7. Patients with history of allergic reaction or contraindication to the use of any drug
component of this trial.

8. Patients with any active autoimmune disease or a history of autoimmune disease (e.g.,
the following, but not limited to: autoimmune hepatitis, interstitial pneumonia,
uveitis, enterocolitis, hepatitis, pituitary inflammation, vasculitis, nephritis,
hyperthyroidism, hypothyroidism; subjects with vitiligo or whose asthma has completely
resolved in childhood and does not require any intervention in adulthood may be
included; (Patients with asthma that requires medical intervention with
bronchodilators cannot be included).

9. Have cardiac clinical symptoms or disease that are not well controlled, such as:

(1) NYHA class 2 or higher heart failure; (2) Unstable angina pectoris; (3) Myocardial
infarction within 1 year; (4) clinically significant supraventricular or ventricular
arrhythmias requiring treatment or intervention.
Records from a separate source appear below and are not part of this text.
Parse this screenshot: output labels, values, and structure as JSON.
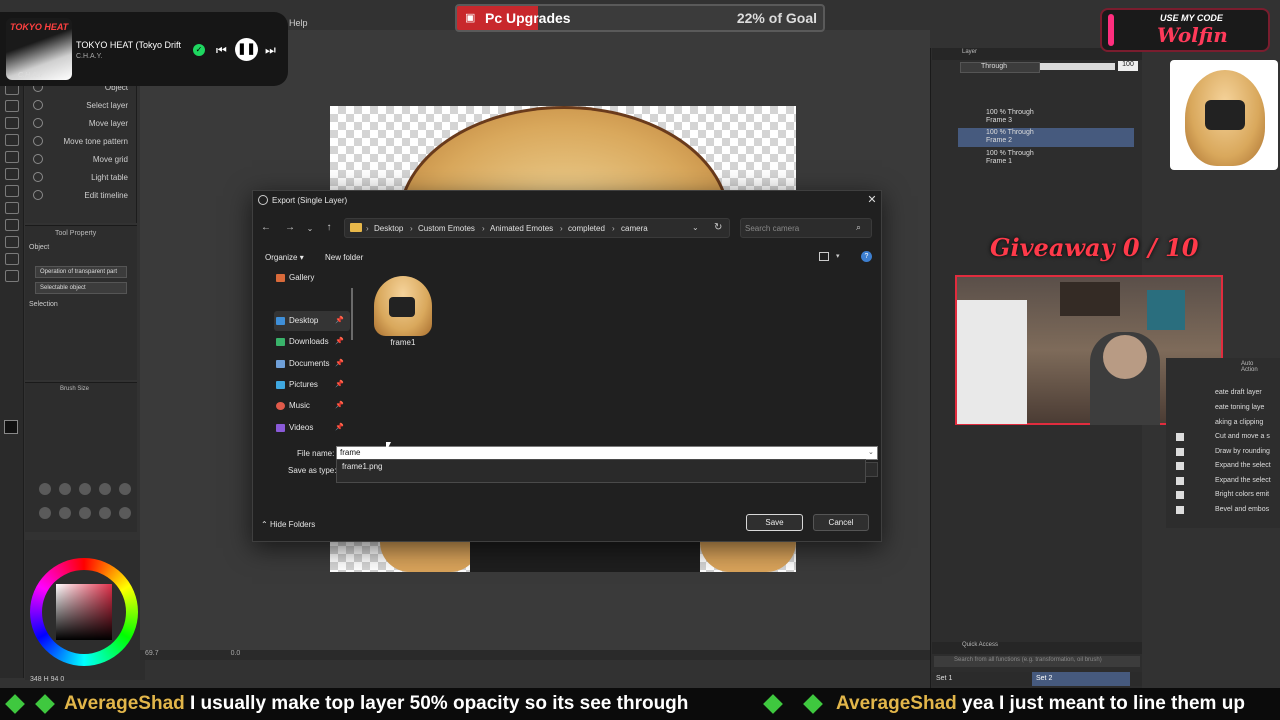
{
  "window": {
    "menu_help": "Help",
    "dialog_title": "Export (Single Layer)"
  },
  "music": {
    "album_text": "TOKYO HEAT",
    "album_subtext": "C.H.A.Y",
    "song": "TOKYO HEAT (Tokyo Drift",
    "artist": "C.H.A.Y."
  },
  "goal": {
    "title": "Pc Upgrades",
    "percent_label": "22% of Goal",
    "progress": 0.22
  },
  "code_badge": {
    "label": "USE MY CODE",
    "code": "Wolfin"
  },
  "sub_tools": [
    "Object",
    "Select layer",
    "Move layer",
    "Move tone pattern",
    "Move grid",
    "Light table",
    "Edit timeline"
  ],
  "tool_property": {
    "title": "Tool Property",
    "object_label": "Object",
    "operation": "Operation of transparent part",
    "selectable": "Selectable object",
    "selection_label": "Selection"
  },
  "brush_size": {
    "title": "Brush Size"
  },
  "address_bar": {
    "crumbs": [
      "Desktop",
      "Custom Emotes",
      "Animated Emotes",
      "completed",
      "camera"
    ],
    "search_placeholder": "Search camera"
  },
  "command_bar": {
    "organize": "Organize",
    "new_folder": "New folder"
  },
  "nav_pane": [
    {
      "label": "Gallery",
      "color": "#d96a3a",
      "pinned": false
    },
    {
      "label": "Desktop",
      "color": "#3f8fd8",
      "pinned": true,
      "selected": true
    },
    {
      "label": "Downloads",
      "color": "#39b36a",
      "pinned": true
    },
    {
      "label": "Documents",
      "color": "#6f9fd8",
      "pinned": true
    },
    {
      "label": "Pictures",
      "color": "#3fa8e0",
      "pinned": true
    },
    {
      "label": "Music",
      "color": "#e05a4a",
      "pinned": true
    },
    {
      "label": "Videos",
      "color": "#8a5ad8",
      "pinned": true
    }
  ],
  "pin_glyph": "📌",
  "files": [
    {
      "name": "frame1"
    }
  ],
  "form": {
    "file_name_label": "File name:",
    "file_name_value": "frame",
    "save_as_type_label": "Save as type:",
    "autocomplete": "frame1.png"
  },
  "footer": {
    "hide_folders": "Hide Folders",
    "save": "Save",
    "cancel": "Cancel"
  },
  "layers": {
    "header": "Layer",
    "blend_mode": "Through",
    "opacity": "100",
    "rows": [
      {
        "line1": "100 % Through",
        "line2": "Frame 3",
        "selected": false
      },
      {
        "line1": "100 % Through",
        "line2": "Frame 2",
        "selected": true
      },
      {
        "line1": "100 % Through",
        "line2": "Frame 1",
        "selected": false
      }
    ]
  },
  "giveaway": "Giveaway 0 / 10",
  "auto_action": {
    "title": "Auto Action",
    "items": [
      "eate draft layer",
      "eate toning laye",
      "aking a clipping",
      "Cut and move a s",
      "Draw by rounding",
      "Expand the select",
      "Expand the select",
      "Bright colors emit",
      "Bevel and embos"
    ]
  },
  "quick_access": {
    "title": "Quick Access",
    "search_placeholder": "Search from all functions (e.g. transformation, oil brush)",
    "set1": "Set 1",
    "set2": "Set 2"
  },
  "status": {
    "zoom": "69.7",
    "angle": "0.0",
    "color_values": "348 H 94 0"
  },
  "ticker": [
    {
      "user": "AverageShad",
      "message": "I usually make top layer 50% opacity so its see through"
    },
    {
      "user": "AverageShad",
      "message": "yea I just meant to line them up"
    }
  ],
  "colors": {
    "accent_red": "#e12c3e",
    "goal_fill": "#c8282c",
    "selection_blue": "#465a7e",
    "ticker_user": "#e2b64a"
  }
}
10. Urine routine suggestive of urine protein ≥++, or confirmed 24-hour urine protein
amount ≥1.0g.

11. Known presence of hereditary or acquired bleeding and thrombotic tendencies (e.g.,
hemophiliacs, coagulation disorders, thrombocytopenia, hypersplenism, etc.).

12. Patients with congenital or acquired immune deficiencies (e.g., HIV-infected
individuals).

13. Live vaccines administered less than 4 weeks prior to study drug administration or
possibly during the study.

14. Active tuberculosis. 15. Patients have received oral or intravenous antibiotic therapy
within 2 weeks prior to neoadjuvant therapy.

16. Major surgical procedure within 4 weeks prior to the start of study treatment or
anticipated need for major surgical procedure during the course of the study.